If this ever erupts, it will take our minds completely off global warming.
You better move....after you go to bed...
If it blows, I’m uh gonna hit every woman I’ve had an interest in for years.
The magma, during this experience, will be epic....
Last caldera forming eruption was a minor one that formed west thumb caldera in Yellowstone lake “174,000” years before present.
A minor eruption.
Probably one of several that precede a large eruption.
I have always wondered why that vast energy resource couldn’t be tapped for power and to ease the pressure at the same time
“Modern geological surveys have shown that this supervolcano erupts catastrophically every 600,000 years.”
Oh ... don’t worry about it too much. It’s the same supervolcano it’s always been ... since I was born ... :-) ...
BTW, are you familiar with how they first discovered the supervolcano under Yellowst one?
Years ago, a geologist was rowing across the lake early one spring.. As he got to shore, he noticed that all the trees on one end were dying., because they were submerged under several feet of water. The deformation of the caldera under the lake had pushed water to the edges, and it rose.
Talk about an AHA!!! moment
Now that you mention it and relate the story ... it does sound familiar.
Well, when it does go off, remember to post it under BREAKING NEWS!!
Depending on the moderator on duty it may not stay there long.
Not a question of “if”, but WHEN. Same goes for the Subduction Quake that will devastate the west coast (Portland to Vancouver). Or the New Madrid Fault, etc. The earthquakes I am concerned about, as a high percentage will survive - but life will be VERY challenging afterwards for quite awhile.
Yellowstone? Not too concerned. Not too much that I can do to prepare for the genuine, world-wide apocalypse that will occur.
Well, we know why the bison were running.
God morning! I like your tag line. Check out mine..I switch back to it every once in a while
This will take care of the bread basket. Wonder if the infultrators are helping this event along
Yawn... Yellowstone is always moving. The whole basin breaths, so what’s the big deal about a 3.x?
Yep, still... Nothing.
Something other than “Ah-hah” came to mind, but I know where you’re going with that...lol!
It was a 4.8, highest magnitude there in 34 years.
They did that in hawaii and the residents complained about noise, smell, health, acid, eye irriation/breathing.

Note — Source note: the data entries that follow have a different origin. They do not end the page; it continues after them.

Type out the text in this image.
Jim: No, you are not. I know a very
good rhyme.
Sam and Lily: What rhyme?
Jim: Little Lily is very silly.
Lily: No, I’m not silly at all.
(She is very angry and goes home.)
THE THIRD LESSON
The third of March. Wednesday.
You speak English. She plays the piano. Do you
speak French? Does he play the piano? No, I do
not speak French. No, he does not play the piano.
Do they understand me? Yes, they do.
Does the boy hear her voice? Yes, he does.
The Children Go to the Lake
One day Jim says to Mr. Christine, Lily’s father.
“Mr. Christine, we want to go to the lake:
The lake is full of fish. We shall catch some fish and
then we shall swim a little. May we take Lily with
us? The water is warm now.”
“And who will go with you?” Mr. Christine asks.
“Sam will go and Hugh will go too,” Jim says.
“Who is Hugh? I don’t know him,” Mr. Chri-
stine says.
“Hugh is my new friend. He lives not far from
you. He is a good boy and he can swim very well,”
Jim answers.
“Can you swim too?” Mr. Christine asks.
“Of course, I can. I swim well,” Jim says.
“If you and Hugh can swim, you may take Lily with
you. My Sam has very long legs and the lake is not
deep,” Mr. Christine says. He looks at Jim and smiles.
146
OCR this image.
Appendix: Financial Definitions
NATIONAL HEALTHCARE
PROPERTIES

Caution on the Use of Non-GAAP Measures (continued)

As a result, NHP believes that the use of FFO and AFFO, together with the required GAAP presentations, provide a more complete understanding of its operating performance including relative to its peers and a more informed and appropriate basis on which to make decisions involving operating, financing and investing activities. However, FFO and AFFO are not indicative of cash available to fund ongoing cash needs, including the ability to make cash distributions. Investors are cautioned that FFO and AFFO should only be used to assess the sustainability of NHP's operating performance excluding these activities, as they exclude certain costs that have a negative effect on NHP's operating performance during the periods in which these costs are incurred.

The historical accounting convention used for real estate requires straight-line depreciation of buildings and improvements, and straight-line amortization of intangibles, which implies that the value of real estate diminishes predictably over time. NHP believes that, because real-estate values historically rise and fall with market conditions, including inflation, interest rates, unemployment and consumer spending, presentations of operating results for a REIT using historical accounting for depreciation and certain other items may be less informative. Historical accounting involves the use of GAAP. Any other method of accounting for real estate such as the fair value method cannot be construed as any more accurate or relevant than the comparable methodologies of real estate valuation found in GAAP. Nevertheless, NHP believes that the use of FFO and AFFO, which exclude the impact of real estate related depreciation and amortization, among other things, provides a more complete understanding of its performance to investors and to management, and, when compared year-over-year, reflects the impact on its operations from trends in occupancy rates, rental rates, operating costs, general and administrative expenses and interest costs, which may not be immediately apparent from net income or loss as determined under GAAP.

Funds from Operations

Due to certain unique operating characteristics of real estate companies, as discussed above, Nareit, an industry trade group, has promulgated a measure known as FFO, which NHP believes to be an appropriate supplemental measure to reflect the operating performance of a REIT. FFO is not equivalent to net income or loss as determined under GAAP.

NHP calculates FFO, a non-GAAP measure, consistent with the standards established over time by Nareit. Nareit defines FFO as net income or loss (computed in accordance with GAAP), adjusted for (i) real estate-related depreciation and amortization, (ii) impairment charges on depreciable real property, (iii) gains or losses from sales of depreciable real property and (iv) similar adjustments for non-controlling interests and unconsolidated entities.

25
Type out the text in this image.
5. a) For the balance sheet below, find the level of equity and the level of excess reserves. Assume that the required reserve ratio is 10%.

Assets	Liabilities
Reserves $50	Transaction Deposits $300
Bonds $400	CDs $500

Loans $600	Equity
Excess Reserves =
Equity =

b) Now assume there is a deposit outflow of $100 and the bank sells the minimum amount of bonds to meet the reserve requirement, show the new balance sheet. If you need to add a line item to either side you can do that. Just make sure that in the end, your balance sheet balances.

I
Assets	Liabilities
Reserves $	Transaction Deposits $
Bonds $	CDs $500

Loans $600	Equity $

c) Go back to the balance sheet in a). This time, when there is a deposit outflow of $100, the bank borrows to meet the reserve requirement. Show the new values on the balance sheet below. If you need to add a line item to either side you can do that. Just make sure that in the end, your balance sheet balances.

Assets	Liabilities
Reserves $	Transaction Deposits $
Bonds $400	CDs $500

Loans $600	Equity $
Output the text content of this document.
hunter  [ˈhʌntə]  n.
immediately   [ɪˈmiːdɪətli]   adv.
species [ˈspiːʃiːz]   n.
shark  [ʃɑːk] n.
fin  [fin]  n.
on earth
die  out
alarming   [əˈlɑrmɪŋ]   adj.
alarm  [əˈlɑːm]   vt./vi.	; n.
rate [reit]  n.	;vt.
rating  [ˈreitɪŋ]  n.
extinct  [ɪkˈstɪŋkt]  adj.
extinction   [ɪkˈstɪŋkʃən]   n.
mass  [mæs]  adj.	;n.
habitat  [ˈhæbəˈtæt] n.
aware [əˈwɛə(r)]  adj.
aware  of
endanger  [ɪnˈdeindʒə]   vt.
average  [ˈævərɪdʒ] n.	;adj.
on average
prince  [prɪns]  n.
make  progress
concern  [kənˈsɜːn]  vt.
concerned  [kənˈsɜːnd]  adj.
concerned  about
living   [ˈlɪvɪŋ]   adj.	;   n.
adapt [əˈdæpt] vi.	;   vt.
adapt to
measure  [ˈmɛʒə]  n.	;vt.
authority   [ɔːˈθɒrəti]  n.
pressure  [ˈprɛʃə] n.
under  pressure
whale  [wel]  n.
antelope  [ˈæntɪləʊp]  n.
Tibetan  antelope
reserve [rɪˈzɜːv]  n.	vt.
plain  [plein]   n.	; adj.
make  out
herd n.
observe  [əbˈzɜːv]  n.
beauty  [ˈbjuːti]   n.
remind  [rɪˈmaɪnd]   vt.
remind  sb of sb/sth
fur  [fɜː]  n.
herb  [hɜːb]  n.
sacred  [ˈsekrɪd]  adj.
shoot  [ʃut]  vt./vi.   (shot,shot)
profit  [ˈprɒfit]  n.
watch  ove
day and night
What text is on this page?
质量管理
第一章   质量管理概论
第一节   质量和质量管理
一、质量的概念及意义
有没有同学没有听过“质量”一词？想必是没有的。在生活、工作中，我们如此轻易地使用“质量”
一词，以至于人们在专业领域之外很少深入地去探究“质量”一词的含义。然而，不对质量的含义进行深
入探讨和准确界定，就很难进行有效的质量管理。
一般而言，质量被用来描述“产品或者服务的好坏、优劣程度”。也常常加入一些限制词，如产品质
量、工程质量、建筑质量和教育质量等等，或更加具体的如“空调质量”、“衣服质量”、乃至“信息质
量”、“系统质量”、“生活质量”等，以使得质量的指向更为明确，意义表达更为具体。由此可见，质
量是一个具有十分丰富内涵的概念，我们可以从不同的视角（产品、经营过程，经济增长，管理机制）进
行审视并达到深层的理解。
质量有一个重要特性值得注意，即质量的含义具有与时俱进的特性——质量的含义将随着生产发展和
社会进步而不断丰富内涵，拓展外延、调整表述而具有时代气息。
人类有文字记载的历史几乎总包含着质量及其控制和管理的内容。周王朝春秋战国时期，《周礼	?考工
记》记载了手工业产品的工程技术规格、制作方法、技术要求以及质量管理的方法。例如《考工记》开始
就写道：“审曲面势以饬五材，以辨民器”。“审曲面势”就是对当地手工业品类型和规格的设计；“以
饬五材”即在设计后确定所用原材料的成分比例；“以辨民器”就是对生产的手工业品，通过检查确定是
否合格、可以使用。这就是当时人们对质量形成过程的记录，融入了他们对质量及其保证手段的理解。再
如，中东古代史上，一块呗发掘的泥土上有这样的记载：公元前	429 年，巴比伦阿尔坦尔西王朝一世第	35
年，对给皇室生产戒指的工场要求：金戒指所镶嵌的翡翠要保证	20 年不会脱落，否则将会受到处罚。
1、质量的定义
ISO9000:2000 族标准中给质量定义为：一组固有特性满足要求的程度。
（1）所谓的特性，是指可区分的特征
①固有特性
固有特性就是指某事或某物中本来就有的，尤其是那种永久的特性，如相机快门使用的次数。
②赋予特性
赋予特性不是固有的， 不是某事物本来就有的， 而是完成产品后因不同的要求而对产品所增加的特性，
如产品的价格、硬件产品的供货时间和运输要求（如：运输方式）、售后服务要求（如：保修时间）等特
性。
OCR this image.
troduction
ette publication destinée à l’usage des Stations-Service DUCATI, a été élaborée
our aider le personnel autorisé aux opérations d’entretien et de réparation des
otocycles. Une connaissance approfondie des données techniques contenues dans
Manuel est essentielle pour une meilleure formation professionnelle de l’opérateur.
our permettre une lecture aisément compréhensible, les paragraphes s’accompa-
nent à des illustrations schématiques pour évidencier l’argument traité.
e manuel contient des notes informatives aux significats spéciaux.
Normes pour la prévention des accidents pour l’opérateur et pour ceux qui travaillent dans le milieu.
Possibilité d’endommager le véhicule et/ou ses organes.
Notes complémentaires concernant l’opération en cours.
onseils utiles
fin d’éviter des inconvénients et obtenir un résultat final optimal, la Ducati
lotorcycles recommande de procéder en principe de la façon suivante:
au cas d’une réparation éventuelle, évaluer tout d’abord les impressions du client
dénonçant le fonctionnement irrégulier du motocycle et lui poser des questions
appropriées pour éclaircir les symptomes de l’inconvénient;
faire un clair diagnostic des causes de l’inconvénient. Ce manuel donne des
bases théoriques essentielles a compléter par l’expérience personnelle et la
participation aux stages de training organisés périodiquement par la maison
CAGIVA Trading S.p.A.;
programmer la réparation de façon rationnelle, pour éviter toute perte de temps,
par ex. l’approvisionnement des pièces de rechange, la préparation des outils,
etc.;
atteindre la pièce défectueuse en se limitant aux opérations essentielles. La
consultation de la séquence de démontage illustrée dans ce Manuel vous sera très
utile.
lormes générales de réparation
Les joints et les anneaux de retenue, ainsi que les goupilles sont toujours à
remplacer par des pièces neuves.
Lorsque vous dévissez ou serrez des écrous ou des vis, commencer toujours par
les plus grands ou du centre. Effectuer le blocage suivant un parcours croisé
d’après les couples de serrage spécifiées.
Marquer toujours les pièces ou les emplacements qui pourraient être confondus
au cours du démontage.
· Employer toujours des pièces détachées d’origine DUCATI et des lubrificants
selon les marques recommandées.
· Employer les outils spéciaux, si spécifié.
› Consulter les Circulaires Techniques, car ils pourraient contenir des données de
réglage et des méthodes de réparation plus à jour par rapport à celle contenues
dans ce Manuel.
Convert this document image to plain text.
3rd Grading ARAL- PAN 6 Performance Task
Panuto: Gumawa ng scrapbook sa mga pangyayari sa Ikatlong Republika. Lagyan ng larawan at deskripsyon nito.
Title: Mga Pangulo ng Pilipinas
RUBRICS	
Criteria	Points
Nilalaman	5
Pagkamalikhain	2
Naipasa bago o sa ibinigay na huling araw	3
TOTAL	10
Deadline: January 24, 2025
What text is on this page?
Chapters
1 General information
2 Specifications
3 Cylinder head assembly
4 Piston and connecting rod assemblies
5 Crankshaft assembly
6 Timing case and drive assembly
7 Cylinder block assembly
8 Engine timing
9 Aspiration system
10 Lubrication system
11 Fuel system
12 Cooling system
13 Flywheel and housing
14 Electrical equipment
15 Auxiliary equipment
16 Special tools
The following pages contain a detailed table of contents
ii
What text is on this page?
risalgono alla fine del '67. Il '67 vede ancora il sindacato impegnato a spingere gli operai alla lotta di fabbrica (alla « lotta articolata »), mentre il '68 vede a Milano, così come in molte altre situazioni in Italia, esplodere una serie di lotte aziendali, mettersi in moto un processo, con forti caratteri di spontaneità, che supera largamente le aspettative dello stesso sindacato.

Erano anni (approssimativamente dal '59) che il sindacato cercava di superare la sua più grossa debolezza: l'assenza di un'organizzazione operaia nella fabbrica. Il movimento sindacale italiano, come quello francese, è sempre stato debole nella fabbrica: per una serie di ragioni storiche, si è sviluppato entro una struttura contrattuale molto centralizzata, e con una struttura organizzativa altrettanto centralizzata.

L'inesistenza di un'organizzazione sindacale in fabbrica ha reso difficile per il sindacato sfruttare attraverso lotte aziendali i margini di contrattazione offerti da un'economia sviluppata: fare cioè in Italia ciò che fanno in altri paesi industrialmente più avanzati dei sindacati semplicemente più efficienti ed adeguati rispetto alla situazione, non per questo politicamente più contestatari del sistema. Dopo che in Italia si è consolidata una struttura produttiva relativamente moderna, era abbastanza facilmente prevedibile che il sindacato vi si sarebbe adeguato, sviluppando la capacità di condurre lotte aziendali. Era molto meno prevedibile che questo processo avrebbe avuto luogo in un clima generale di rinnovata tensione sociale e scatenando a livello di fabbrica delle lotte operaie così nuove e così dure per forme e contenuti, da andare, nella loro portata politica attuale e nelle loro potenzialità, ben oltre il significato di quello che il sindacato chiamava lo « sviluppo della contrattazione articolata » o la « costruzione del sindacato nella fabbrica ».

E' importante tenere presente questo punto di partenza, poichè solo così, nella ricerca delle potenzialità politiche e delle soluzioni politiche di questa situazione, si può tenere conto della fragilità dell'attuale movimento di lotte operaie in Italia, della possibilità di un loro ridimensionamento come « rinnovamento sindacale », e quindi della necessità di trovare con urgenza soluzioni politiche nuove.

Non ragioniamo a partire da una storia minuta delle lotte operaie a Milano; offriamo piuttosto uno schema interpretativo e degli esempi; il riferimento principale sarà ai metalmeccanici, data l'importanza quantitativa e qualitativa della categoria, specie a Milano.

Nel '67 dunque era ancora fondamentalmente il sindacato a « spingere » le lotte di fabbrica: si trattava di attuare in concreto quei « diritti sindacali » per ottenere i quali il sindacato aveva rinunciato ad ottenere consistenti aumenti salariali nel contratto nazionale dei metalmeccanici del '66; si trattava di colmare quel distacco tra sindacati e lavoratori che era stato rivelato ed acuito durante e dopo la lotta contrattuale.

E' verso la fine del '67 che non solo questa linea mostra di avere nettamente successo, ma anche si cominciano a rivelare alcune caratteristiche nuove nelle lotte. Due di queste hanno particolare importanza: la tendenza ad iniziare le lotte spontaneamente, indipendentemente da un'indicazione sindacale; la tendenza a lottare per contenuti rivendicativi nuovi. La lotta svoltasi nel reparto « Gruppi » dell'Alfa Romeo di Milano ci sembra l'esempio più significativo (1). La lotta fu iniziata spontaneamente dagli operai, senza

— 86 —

I think they’re expanding now anyway but it was set back years because of the complaints.
Are there a lot of women you want to hit?
Yep it’s that global warming thingy causing it.
Pinatubo dropped global temps. by .4C for several months. Yellowstone would drop global temps by 10 C for at least ten years. The falling ash would kill virtually all life on the entire N. American continent.
If the Yellowstone super volcano blows, say good bye to the US and large parts of the world as the cloud of ash could seriously affect climate around the world.
To make it more scarier it should be called megavolcano.
“Fasten your seatbelt, Dorothy, ‘cause Kansas is going bye bye.”
With 3 billion weemen on the planet there’s a veritable candy store of em.
1. Because they are really vast.
2. Because we have no way to actually control the amount of energy there.
The few 'Geothermal Energy" sites we have pump cool water down a few hundred feet into some hot rocks to make some steam. Hot rocks and a pool of liquid magma at a few thousand degrees the size of Rhode Island are two different propositions.
Bottom line... we can't do what you suggest, and even if we could, the Earth would just make more magma. We could not win that pissing contest.